Махмуд Эсамбаев, несмотря на всемирную популярность, оказался очень милым, общительным и весёлым человеком. В Нальчике он для группы устроил большой концерт, где показывал такие мимические сцены и танцы, которые не смог бы исполнять на официальной сцене из-за нравственной цензуры того времени. Например, очень эмоциональная сценка, как Бог лепит Адама, а потом из ребра создаёт Еву. Я и раньше видела выступление мимов, но то, что вытворял Эсамбаев, превзошло всё ранее виденное не только мной. Заметно было, что наш неподдельный восторг доставляет ему большое удовольствие. Уже тогда поговаривали о его нетипичной сексуальной ориентации, как выражаются теперь. Однажды он пришёл в костюмерную с полноватым невысоким дядей, больше похожим на тётю, и сказал: «Знакомьтесь, это моя жена Султан!» Мы посмеялись, восприняв это как шутку, но в каждой шутке есть доля истины и, как видите, я запомнила этот эпизод.
По городу Эсамбаев ходил в довольно экстравагантном виде. У меня он попросил длинный махровый халат вылинявшего голубого цвета, видавший лучшие времена. В шикарной серой каракулевой папахе и в халате нараспашку, из-под которого виднелось его поджарое загорелое тело в узких плавках, и в шлёпанцах на босу ногу он вышагивал по улицам Нальчика. Его всегда сопровождала процессия из танцоров его ансамбля и местных почитателей. Махмуд (он просил так его называть, без отчества) гордо раскланивался с узнававшими его прохожими, явно наслаждаясь производимым эффектом. Когда я по прошествии почти 30 лет видела его на экране телевизора, мне казалось, что время остановилось или оно не властно над некоторыми людьми, такими, как Махмуд Эсамбаев.
Пробыли мы в Сормаково недели полторы. Завтракали кто где мог. Так как я почти всё время прожила в доме, который снимал Лёня, видимо, и завтракала там. Как это ни странно, всё, что было связано с нашей «семейной» жизнью, опять выпало из моей памяти. Как будто этого и не было. Днём обед привозили на площадку, и, присев на траве по обочине дороги, все хлебали ложками из миски солдатские щи и кашу. Вечером собирались в единственной забегаловке в посёлке, где питались цыплятами табака, запиваля пивом. Больше в меню ничего не было. Правда, цыплята были необыкновенно вкусными, и мы старательно не обращали внимания на то, что вся посуда, и тарелки и кружки, мылись в одном деревянном чане, - экзотика есть экзотика. Удивительно, но животом там никто не маялся.

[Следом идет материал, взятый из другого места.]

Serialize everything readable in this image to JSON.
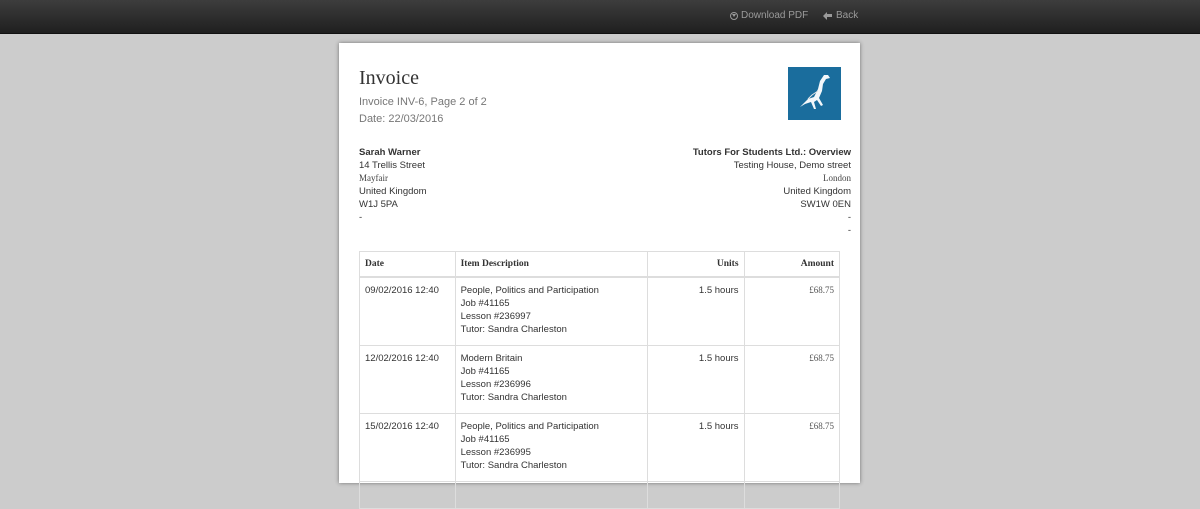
{
  "toolbar": {
    "download_label": "Download PDF",
    "back_label": "Back",
    "download_icon": "download-icon",
    "back_icon": "arrow-left-icon"
  },
  "invoice": {
    "title": "Invoice",
    "subtitle": "Invoice INV-6, Page 2 of 2",
    "date": "Date: 22/03/2016",
    "logo": "dinosaur-logo",
    "brand_color": "#1a6d9d"
  },
  "bill_to": {
    "name": "Sarah Warner",
    "street": "14 Trellis Street",
    "area": "Mayfair",
    "country": "United Kingdom",
    "postcode": "W1J 5PA",
    "extra": "-"
  },
  "from": {
    "name": "Tutors For Students Ltd.: Overview",
    "street": "Testing House, Demo street",
    "city": "London",
    "country": "United Kingdom",
    "postcode": "SW1W 0EN",
    "extra1": "-",
    "extra2": "-"
  },
  "table": {
    "headers": {
      "date": "Date",
      "description": "Item Description",
      "units": "Units",
      "amount": "Amount"
    },
    "rows": [
      {
        "date": "09/02/2016 12:40",
        "title": "People, Politics and Participation",
        "job": "Job #41165",
        "lesson": "Lesson #236997",
        "tutor": "Tutor: Sandra Charleston",
        "units": "1.5 hours",
        "amount": "£68.75"
      },
      {
        "date": "12/02/2016 12:40",
        "title": "Modern Britain",
        "job": "Job #41165",
        "lesson": "Lesson #236996",
        "tutor": "Tutor: Sandra Charleston",
        "units": "1.5 hours",
        "amount": "£68.75"
      },
      {
        "date": "15/02/2016 12:40",
        "title": "People, Politics and Participation",
        "job": "Job #41165",
        "lesson": "Lesson #236995",
        "tutor": "Tutor: Sandra Charleston",
        "units": "1.5 hours",
        "amount": "£68.75"
      }
    ]
  }
}
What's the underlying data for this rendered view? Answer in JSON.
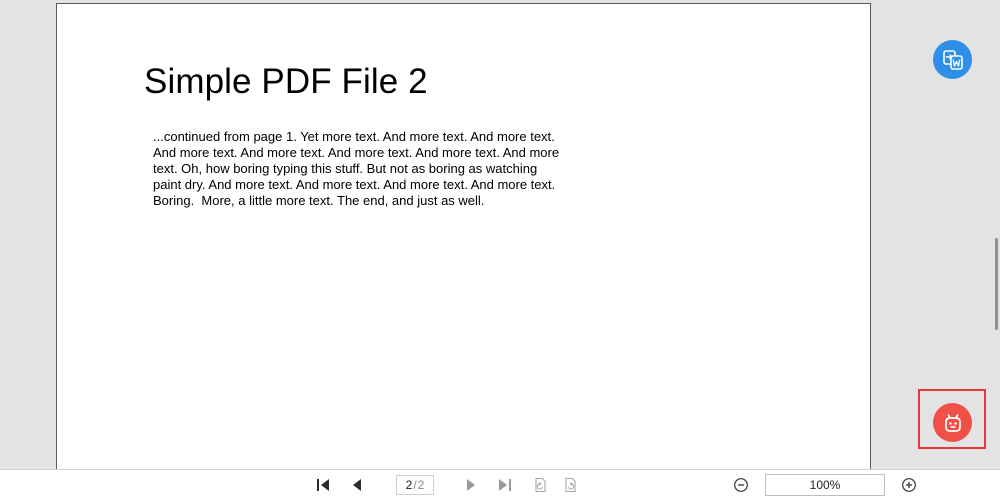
{
  "document": {
    "title": "Simple PDF File 2",
    "body": "...continued from page 1. Yet more text. And more text. And more text.\nAnd more text. And more text. And more text. And more text. And more\ntext. Oh, how boring typing this stuff. But not as boring as watching\npaint dry. And more text. And more text. And more text. And more text.\nBoring.  More, a little more text. The end, and just as well."
  },
  "side_buttons": {
    "convert": {
      "icon": "convert-to-word-icon",
      "color": "#2f8fe8"
    },
    "assistant": {
      "icon": "robot-assistant-icon",
      "color": "#ef5148",
      "highlight_color": "#e23a36"
    }
  },
  "toolbar": {
    "first_page_icon": "first-page-icon",
    "prev_page_icon": "previous-page-icon",
    "current_page": "2",
    "page_separator": "/",
    "total_pages": "2",
    "next_page_icon": "next-page-icon",
    "last_page_icon": "last-page-icon",
    "rotate_ccw_icon": "rotate-counterclockwise-icon",
    "rotate_cw_icon": "rotate-clockwise-icon",
    "zoom_out_icon": "zoom-out-icon",
    "zoom_value": "100%",
    "zoom_in_icon": "zoom-in-icon"
  }
}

На перемычке между озёрами сколотили деревянную будку, рядом с которой постоянно собиралась очередь. Это было заведение, в которое выстраивались все, без соблюдения субординации. Вокруг просто негде было спрятаться, и приходилось отбросить всякий ложный стыд. В уборную ходили компаниями, занимали место в очереди «для своих», и страшно веселились, если кто-то старался пролезть без очереди.